Well, my little guy is losing teeth right and left and since I no longer use rawhide bones like in the good old days ,he can't chew on them. I have a chilly bone for him but it melts in about 5 minutes and he loses interest in it. What does everyone here use for teething puppies? He has NO interest at all in his Nylabone. Those fake edible bones make of vegetables give him diarrhea and he chews them up in about 3 minutes anyway. I have gotten him pig ears that are made locally from local pigs (we have a lOT of pig farms in NC) and they are baked in a way that he breaks them into little pieces like potato chips as he eats them so I feel relatively safe with them, but they don't last long either. He also LOVES ice cubes. Is it safe for him to chew on ice cubes? I haven't read anything dangerous about chewing ice cubes yet. He has no interest in a Kong....thinks they are boring too. Basically if it's not food flavored, he doesn't want it! I would like to keep him entertained for a little while, at least long enough to watch a full hour show at night without those big brown eyes staring at me and begging me to play with him!


----------



## Kalina174 (Jul 15, 2008)

*Marrow bones*

I personally use marrow bones for my dogs. I would assume they are safe for puppies as long as you give me beef marrow bones. I purchase mine at publix and they keep my guys busy for at least 2 hrs. It's also a great way to keep their teeth free of tarter when they are older. You may also try the gummy Nylabone. My shep hated the regular one but he loves the gummy one. Anyway i hope this helps!


----------



## RawFedDogs (Jun 16, 2008)

chowder said:


> Well, my little guy is losing teeth right and left and since I no longer use rawhide bones like in the good old days ,he can't chew on them.


Good.

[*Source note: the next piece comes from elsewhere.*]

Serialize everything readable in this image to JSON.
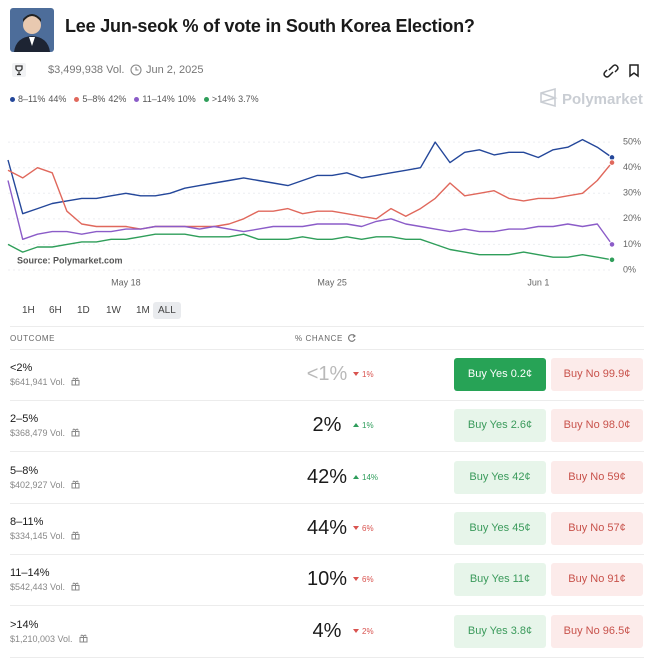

Rawhides can be dangerous.



> What does everyone here use for teething puppies?


Depending on the size of the pup, you can rolll up a damp washcloth or a damp hand towel, put it in the freezer for awhile, then let him chew on it. It's soothes his teeth.



> He has NO interest at all in his Nylabone.

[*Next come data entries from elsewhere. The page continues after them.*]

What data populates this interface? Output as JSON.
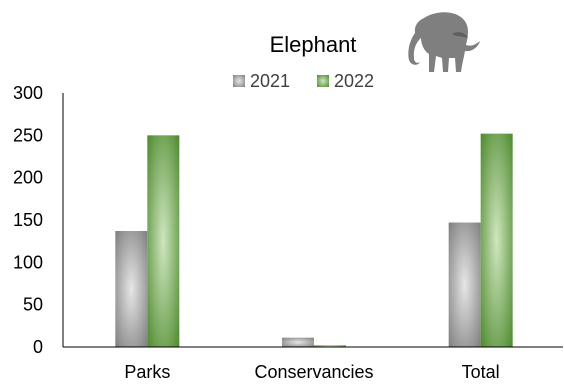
{
  "chart_data": {
    "type": "bar",
    "title": "Elephant",
    "categories": [
      "Parks",
      "Conservancies",
      "Total"
    ],
    "series": [
      {
        "name": "2021",
        "values": [
          137,
          11,
          147
        ]
      },
      {
        "name": "2022",
        "values": [
          250,
          2,
          252
        ]
      }
    ],
    "ylim": [
      0,
      300
    ],
    "yticks": [
      0,
      50,
      100,
      150,
      200,
      250,
      300
    ],
    "grid": false,
    "legend_position": "top-center",
    "colors": {
      "2021": "#a6a6a6",
      "2022": "#70ad47"
    },
    "decoration": "elephant-silhouette"
  }
}
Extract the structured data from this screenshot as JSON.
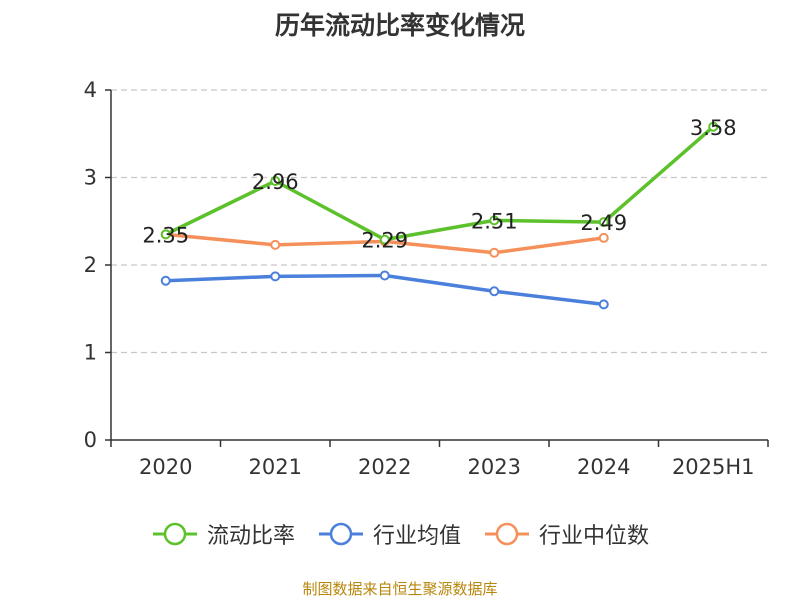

Often a dog has to be taught to use a Nylabone. They are very handy for the lifetime of a dog and you should make the effort to teach him to use it. IMO, its the best artificial chew toy on the market(original flavor only).



> Those fake edible bones make of vegetables give him diarrhea and he chews them up in about 3 minutes anyway. I have gotten him pig ears that are made locally from local pigs (we have a lOT of pig farms in NC) and they are baked in a way that he breaks them into little pieces like potato chips as he eats them so I feel relatively safe with them, but they don't last long either.

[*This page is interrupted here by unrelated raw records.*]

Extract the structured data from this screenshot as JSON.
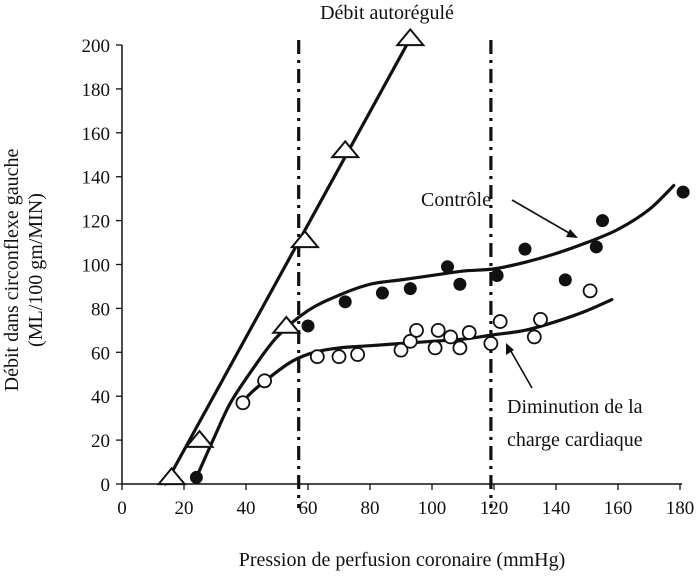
{
  "chart_data": {
    "type": "scatter",
    "title": "",
    "xlabel": "Pression de perfusion coronaire (mmHg)",
    "ylabel_line1": "Débit dans circonflexe gauche",
    "ylabel_line2": "(ML/100 gm/MIN)",
    "xlim": [
      0,
      180
    ],
    "ylim": [
      0,
      200
    ],
    "x_ticks": [
      0,
      20,
      40,
      60,
      80,
      100,
      120,
      140,
      160,
      180
    ],
    "y_ticks": [
      0,
      20,
      40,
      60,
      80,
      100,
      120,
      140,
      160,
      180,
      200
    ],
    "grid": false,
    "legend": "none",
    "annotations": {
      "autoregule": "Débit autorégulé",
      "controle": "Contrôle",
      "diminution_line1": "Diminution de la",
      "diminution_line2": "charge cardiaque"
    },
    "vertical_lines": [
      57,
      119
    ],
    "series": [
      {
        "marker": "open-triangle",
        "points": [
          [
            16,
            3
          ],
          [
            25,
            20
          ],
          [
            53,
            72
          ],
          [
            59,
            111
          ],
          [
            72,
            152
          ],
          [
            93,
            203
          ]
        ],
        "fit": [
          [
            14,
            0
          ],
          [
            93,
            203
          ]
        ]
      },
      {
        "marker": "filled-circle",
        "points": [
          [
            24,
            3
          ],
          [
            60,
            72
          ],
          [
            72,
            83
          ],
          [
            84,
            87
          ],
          [
            93,
            89
          ],
          [
            105,
            99
          ],
          [
            109,
            91
          ],
          [
            121,
            95
          ],
          [
            130,
            107
          ],
          [
            143,
            93
          ],
          [
            153,
            108
          ],
          [
            155,
            120
          ],
          [
            181,
            133
          ]
        ],
        "fit": [
          [
            24,
            3
          ],
          [
            30,
            22
          ],
          [
            35,
            37
          ],
          [
            42,
            52
          ],
          [
            50,
            67
          ],
          [
            60,
            79
          ],
          [
            70,
            86
          ],
          [
            80,
            91
          ],
          [
            90,
            93
          ],
          [
            100,
            95
          ],
          [
            110,
            97
          ],
          [
            120,
            98
          ],
          [
            130,
            101
          ],
          [
            140,
            105
          ],
          [
            150,
            110
          ],
          [
            160,
            116
          ],
          [
            170,
            125
          ],
          [
            178,
            136
          ]
        ]
      },
      {
        "marker": "open-circle",
        "points": [
          [
            39,
            37
          ],
          [
            46,
            47
          ],
          [
            63,
            58
          ],
          [
            70,
            58
          ],
          [
            76,
            59
          ],
          [
            90,
            61
          ],
          [
            93,
            65
          ],
          [
            95,
            70
          ],
          [
            101,
            62
          ],
          [
            102,
            70
          ],
          [
            106,
            67
          ],
          [
            109,
            62
          ],
          [
            112,
            69
          ],
          [
            119,
            64
          ],
          [
            122,
            74
          ],
          [
            133,
            67
          ],
          [
            135,
            75
          ],
          [
            151,
            88
          ]
        ],
        "fit": [
          [
            38,
            36
          ],
          [
            42,
            42
          ],
          [
            48,
            49
          ],
          [
            55,
            56
          ],
          [
            62,
            60
          ],
          [
            70,
            62
          ],
          [
            80,
            63
          ],
          [
            90,
            64
          ],
          [
            100,
            65
          ],
          [
            110,
            66
          ],
          [
            120,
            68
          ],
          [
            130,
            70
          ],
          [
            140,
            74
          ],
          [
            150,
            79
          ],
          [
            158,
            84
          ]
        ]
      }
    ]
  }
}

Anything he chews up in a few minutes isn't a chew toy, its a snack.



> He also LOVES ice cubes. Is it safe for him to chew on ice cubes?


I have used ice cubes successfully before without problem, however some say their dogs have chipped teeth on them.



> He has no interest in a Kong....thinks they are boring too. Basically if it's not food flavored, he doesn't want it!


Coat the inside of a Kong with peanut butter or cheezewhiz or something with flavor. While he is teething, you can also freeze it.



> I would like to keep him entertained for a little while, at least long enough to watch a full hour show at night without those big brown eyes staring at me and begging me to play with him!


He uses them because they work. When they stop working, he will stop using them. :smile:


----------



## BoxerMommie (Jun 26, 2008)

We use Nylabones, Kongs (I agree with both of the thing Rawfed said regarding these 2 toys), wobbly nobbly's, Hurley bones, tire biters and bully sticks.


----------



## chowder (Sep 7, 2008)

how do you teach him to use a nylabone besides just offering it to him over and over again? Maybe smear peanut butter on it or something like that? I have tried handing it to him repeatedly and he takes it for a few seconds and mouths it but then drops it. I've also put it in his crate with him but he has ignored it. Do they like the flavored nylabones better then the plain ones? I wasn't sure if they actually could tell the flavors when they were just plastic.


----------



## RawFedDogs (Jun 16, 2008)

chowder said:


> how do you teach him to use a nylabone besides just offering it to him over and over again?


You don't need a lot of chew toys laying around. When the puppy starts chewing on something inappropriate, as you are taking the inappropriate away from him, put the Nylabone in his mouth while you are saying something like, "No, no ... don't chew on that, here chew on this." The puppy soon learns that when he has the urge to chew, to find the Nylabone.



> Maybe smear peanut butter on it or something like that?


I wouldn't .... then he wouldn't chew on it without the peanut butter. You want this to be the chew toy of choice as it is.



> I have tried handing it to him repeatedly and he takes it for a few seconds and mouths it but then drops it.


The time to hand it to him is when he is chewing on something inappropriate and there are plenty of opportunities for that. :smile:



> Do they like the flavored nylabones better then the plain ones?


I don't like the flavored ones because they seem not to last as long and they tend to break off in larger pieces. I don't think they are as hard as the original.


----------